Chief Justice Roberts characterized the significance of the Riley decision:
“These cases require us to decide how the search incident to arrest doctrine applies to modern cell phones, which are now such a pervasive and insistent part of daily life that the proverbial visitor from Mars might conclude they were an important feature of human anatomy.” [emphasis added]
The court noted that law enforcement often needs to rely on an important exception to the warrant requirement, for searches that are “incident to a valid arrest.” Under this exception, police may seize drugs that are about to be flushed down a toilet (thereby vanishing), and a gun that threatens the safety of arresting police officers.
In Riley, the high court ruled for the first time that a search for digital evidence generally poses less urgency than a search for physical evidence. Digital evidence, according to the court, cannot be used as a weapon, and is unlikely to disappear as evidence.

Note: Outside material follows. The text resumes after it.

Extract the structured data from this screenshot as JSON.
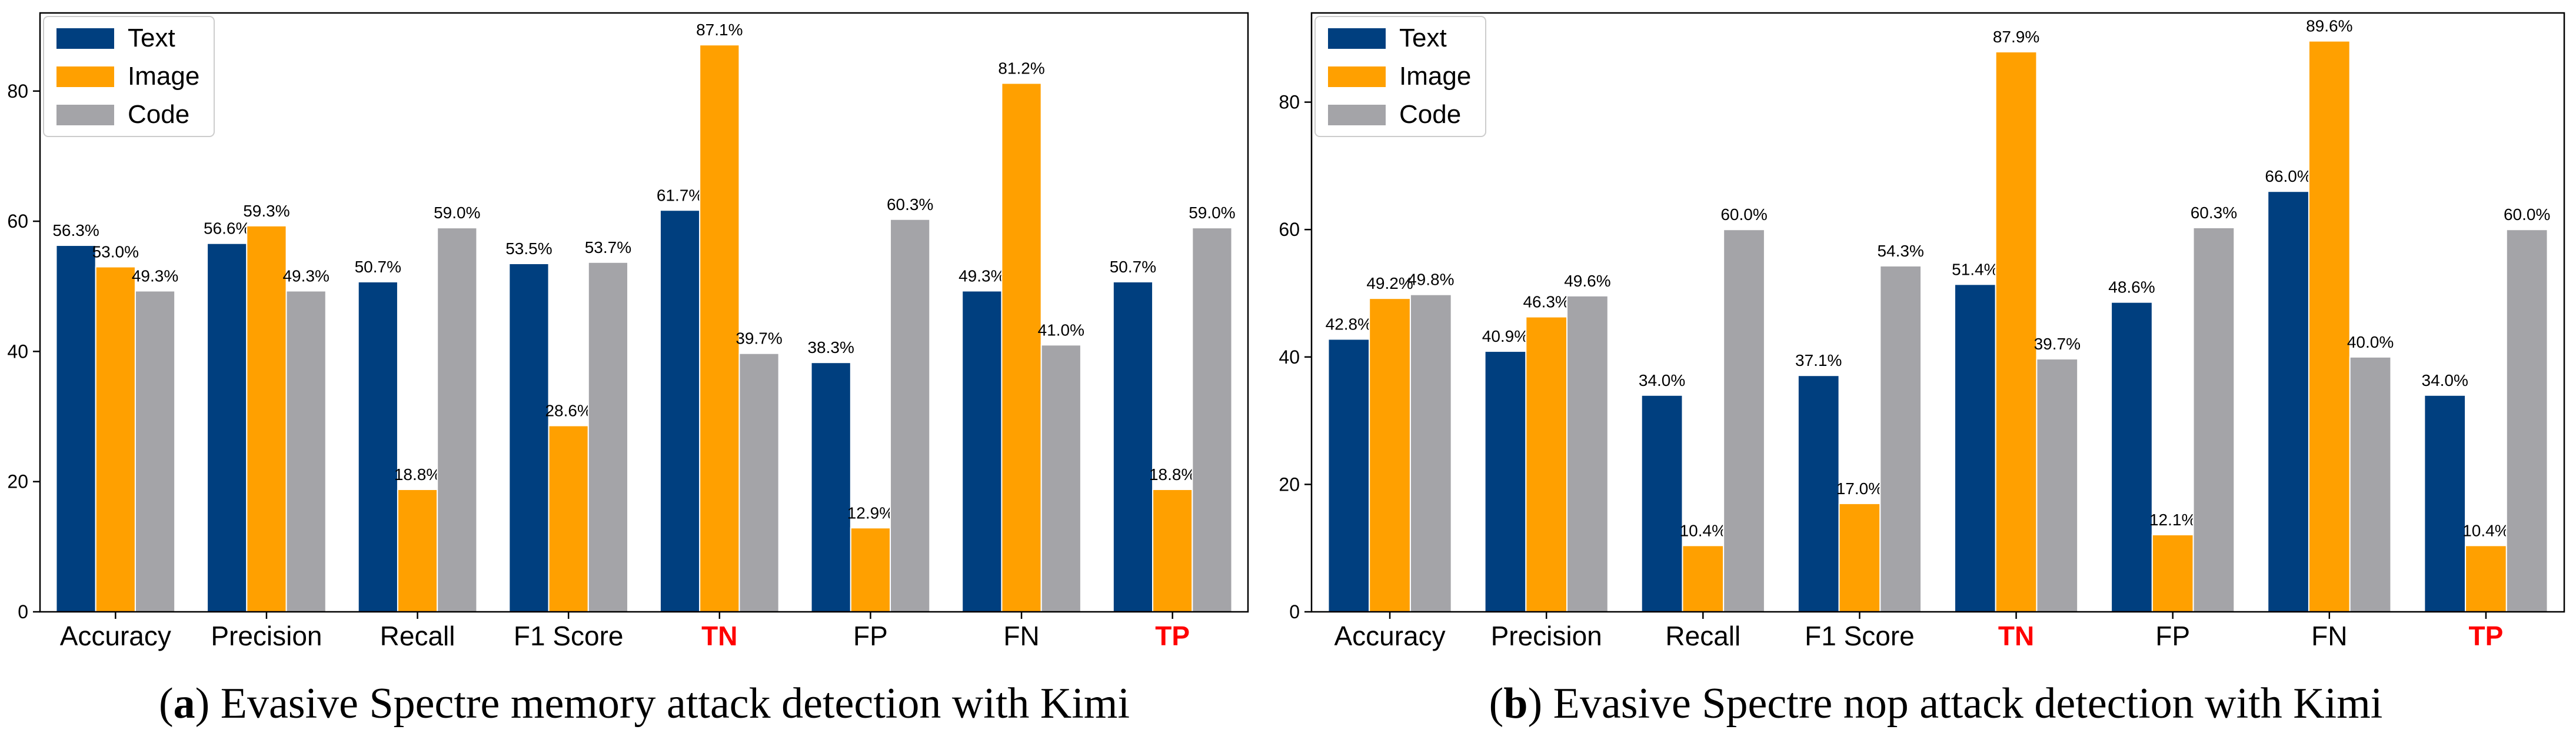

According to the 9-0 ruling, the supreme court ruled that the “search of the information on a cell phone bears little resemblance to the type of brief physical search” that might otherwise permit the warrantless search for evidence incident to arrest.
The prosecution raised a fascinating and compelling argument about the specter for remote wiping of a phone using applications such as Find My iPhone.
In a leap of technological understanding, Justice Roberts wrote that the phone’s contents can be immediately protected from remote wiping by either removing the phone’s battery, or placing the phone in aluminum foil:
“…as to remote wiping, law enforcement is not without specific means to address the threat. Remote wiping can be fully prevented by disconnecting a phone from the network. There are at least two simple ways to do this: First, law enforcement officers can turn the phone off or remove its battery. Second, if they are concerned about encryption or other potential problems, they can leave a phone powered on and place it in an enclosure that isolates the phone from radio waves. Such devices are commonly called “Faraday bags,” after the English scientist Michael Faraday. They are essentially sandwich bags made of aluminum foil: cheap, lightweight, and easy to use.” [emphasis added]
Courts have routinely permitted the patdown of an arrestee’s clothing and an inspection of cigarette packs found in his pocket, because they are “only minor additional intrusions compared to the substantial government authority exercised in” an arrest. Searches of arrested people have repeatedly been adjudged constitutional by “reduced expectations of privacy caused by the arrest”.